Datasets need to be transparent to allow them to be analysed for bias. For example, it must be clear how and when the data was sourced and labelled. Critically, it will be important to consider the make-up of the individuals that form part of any dataset. Such information will enable a determination as to how appropriate the dataset is for the purpose of the AI model and whether there might be any discriminatory skew.
This is not always a straight-forward exercise as it will depend on the size of the dataset and whether the dataset is home-grown or purchased from a third-party. In relation to the latter, it will be important to understand the terms and conditions of use of any purchased dataset to clarify where risk and liability lies in the event that the dataset gives rise to legal issues in the future.

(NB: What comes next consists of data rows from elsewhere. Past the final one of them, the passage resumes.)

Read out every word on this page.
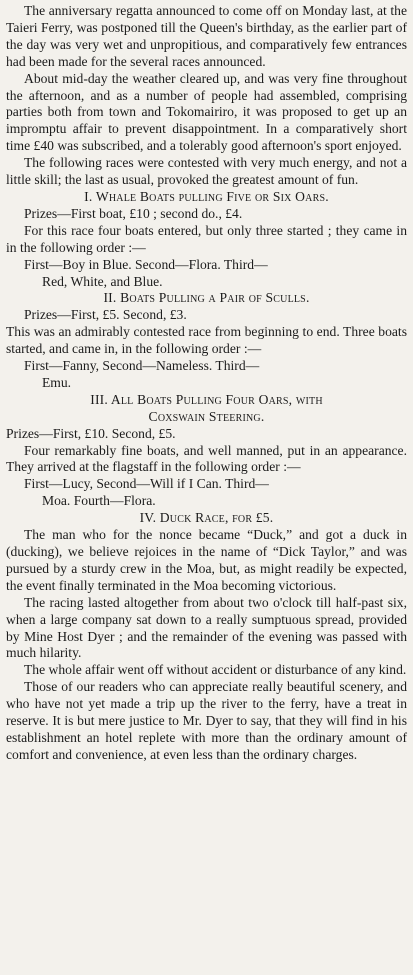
The anniversary regatta announced to come off on Monday last, at the Taieri Ferry, was postponed till the Queen's birthday, as the earlier part of the day was very wet and unpropitious, and comparatively few entrances had been made for the several races announced.

About mid-day the weather cleared up, and was very fine throughout the afternoon, and as a number of people had assembled, comprising parties both from town and Tokomairiro, it was proposed to get up an impromptu affair to prevent disappointment. In a comparatively short time £40 was subscribed, and a tolerably good afternoon's sport enjoyed.

The following races were contested with very much energy, and not a little skill; the last as usual, provoked the greatest amount of fun.

I. Whale Boats pulling Five or Six Oars.

Prizes—First boat, £10 ; second do., £4.

For this race four boats entered, but only three started ; they came in in the following order :—

First—Boy in Blue. Second—Flora. Third—
Red, White, and Blue.

II. Boats Pulling a Pair of Sculls.

Prizes—First, £5. Second, £3.

This was an admirably contested race from beginning to end. Three boats started, and came in, in the following order :—

First—Fanny, Second—Nameless. Third—
Emu.

III. All Boats Pulling Four Oars, with

Coxswain Steering.

Prizes—First, £10. Second, £5.

Four remarkably fine boats, and well manned, put in an appearance. They arrived at the flagstaff in the following order :—

First—Lucy, Second—Will if I Can. Third—
Moa. Fourth—Flora.

IV. Duck Race, for £5.

The man who for the nonce became “Duck,” and got a duck in (ducking), we believe rejoices in the name of “Dick Taylor,” and was pursued by a sturdy crew in the Moa, but, as might readily be expected, the event finally terminated in the Moa becoming victorious.

The racing lasted altogether from about two o'clock till half-past six, when a large company sat down to a really sumptuous spread, provided by Mine Host Dyer ; and the remainder of the evening was passed with much hilarity.

The whole affair went off without accident or disturbance of any kind.

Those of our readers who can appreciate really beautiful scenery, and who have not yet made a trip up the river to the ferry, have a treat in reserve. It is but mere justice to Mr. Dyer to say, that they will find in his establishment an hotel replete with more than the ordinary amount of comfort and convenience, at even less than the ordinary charges.
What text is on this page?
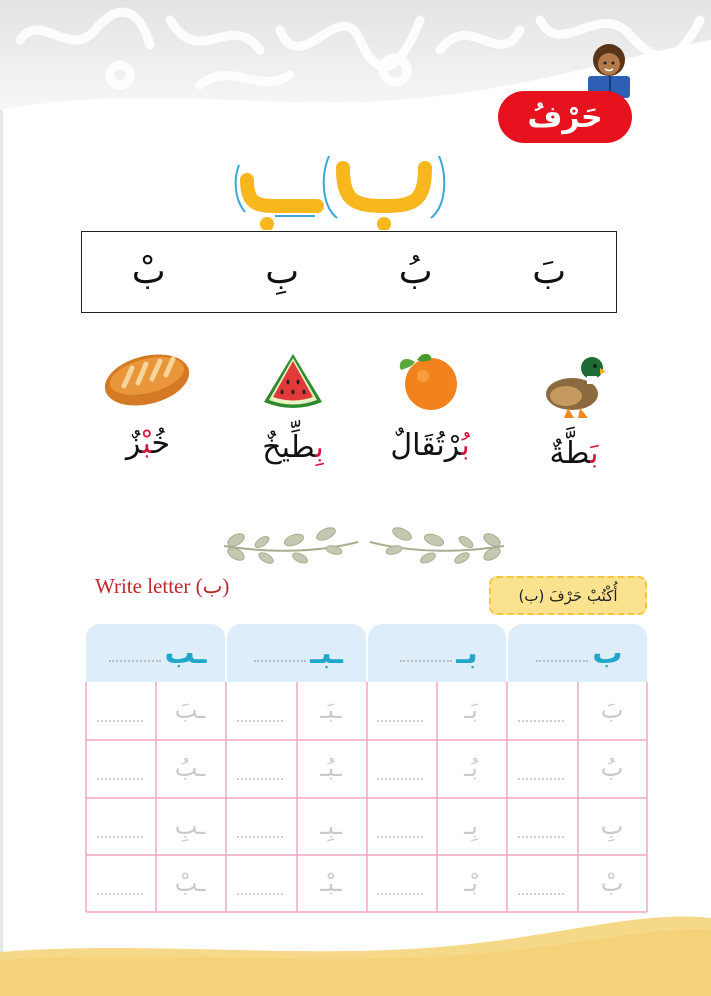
حَرْفُ
بَ
بُ
بِ
بْ
بَطَّةٌ
بُرْتُقَالٌ
بِطِّيخٌ
خُبْزٌ
Write letter (ب)	أُكْتُبْ حَرْفَ (ب)
ب
بـ
ـبـ
ـب
بَ
بَـ
ـبَـ
ـبَ
بُ
بُـ
ـبُـ
ـبُ
بِ
بِـ
ـبِـ
ـبِ
بْ
بْـ
ـبْـ
ـبْ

It is also important to continuously monitor and assess the AI model. There is a definite place in the development of AI models for humans. It is important for businesses to stress-test their AI models to ensure their goal is being delivered without bias. This means having an internal audit team that understands the AI model, the datasets used and the on-going data that will be added to the AI model in real time to ensure that the outputs are fair and non-discriminatory. There must be escalation policies in place within businesses to ensure that any required changes to AI models can be made effectively and quickly. This is particularly important to enable inevitable interactions with regulators who are increasingly interested to ensure that AI models are transparent and working for the benefit of customers.
Risks of biased AI models in the insurance sector
There is the potential damage caused to individuals or businesses that have entered into insurance contracts as a result of discriminatory practices in AI models. In the UK, this might lead individuals to seek redress via the financial ombudsman or through the courts.
We are already seeing a proliferation of copyright cases by individuals against AI giants such as Stability AI and Open AI. In the US, these are class action lawsuits and it is possible that if an AI model in the insurance sector was to affect a large swathe of individuals from a discriminatory perspective, similar lawsuits might follow.
The other risk to consider is the rise of the regulatory breach.
As AI is developing, so to the regulatory landscape is developing. There has been much interest in the EU’s AI Act which is likely to be finalised shortly (although it will not be legally in force for at least 2 years), the goal of which is neatly summarised on the European Parliament’s website as “AI systems used in the EU are safe, transparent, traceable, non-discriminatory and environmentally friendly. AI systems should be overseen by people, rather than by automation, to prevent harmful outcomes”.
The UK is also looking at regulating AI outside of the EU’s AI Act. It is putting forward a framework that is pro-AI but non-discrimination is still a central plank in the 2023 White Paper. This is demonstrated by the five principles to guide and inform the responsible development and use of AI in all sectors of the economy, being (i) safety, security and robustness; (ii) appropriate transparency and explainability; (iii) fairness; (iv) accountability and governance; and (v) contestability and redress.
Add into the mix the GDPR in relation to personal information used in AI models and cybersecurity rules, means that non-compliance in AI models could be very costly indeed from a regulatory perspective.
The rise of AI models in the insurance sector is set to continue but AI models that result in outputs that are biased pose a genuine risk from both a legal and reputational perspective. Policies and procedures should be put in place to ensure the AI models are fit for purpose and, therefore, mitigating costly legal challenges as much as possible.
Jamie Rowlands is a partner at Haseltine Lake Kempner.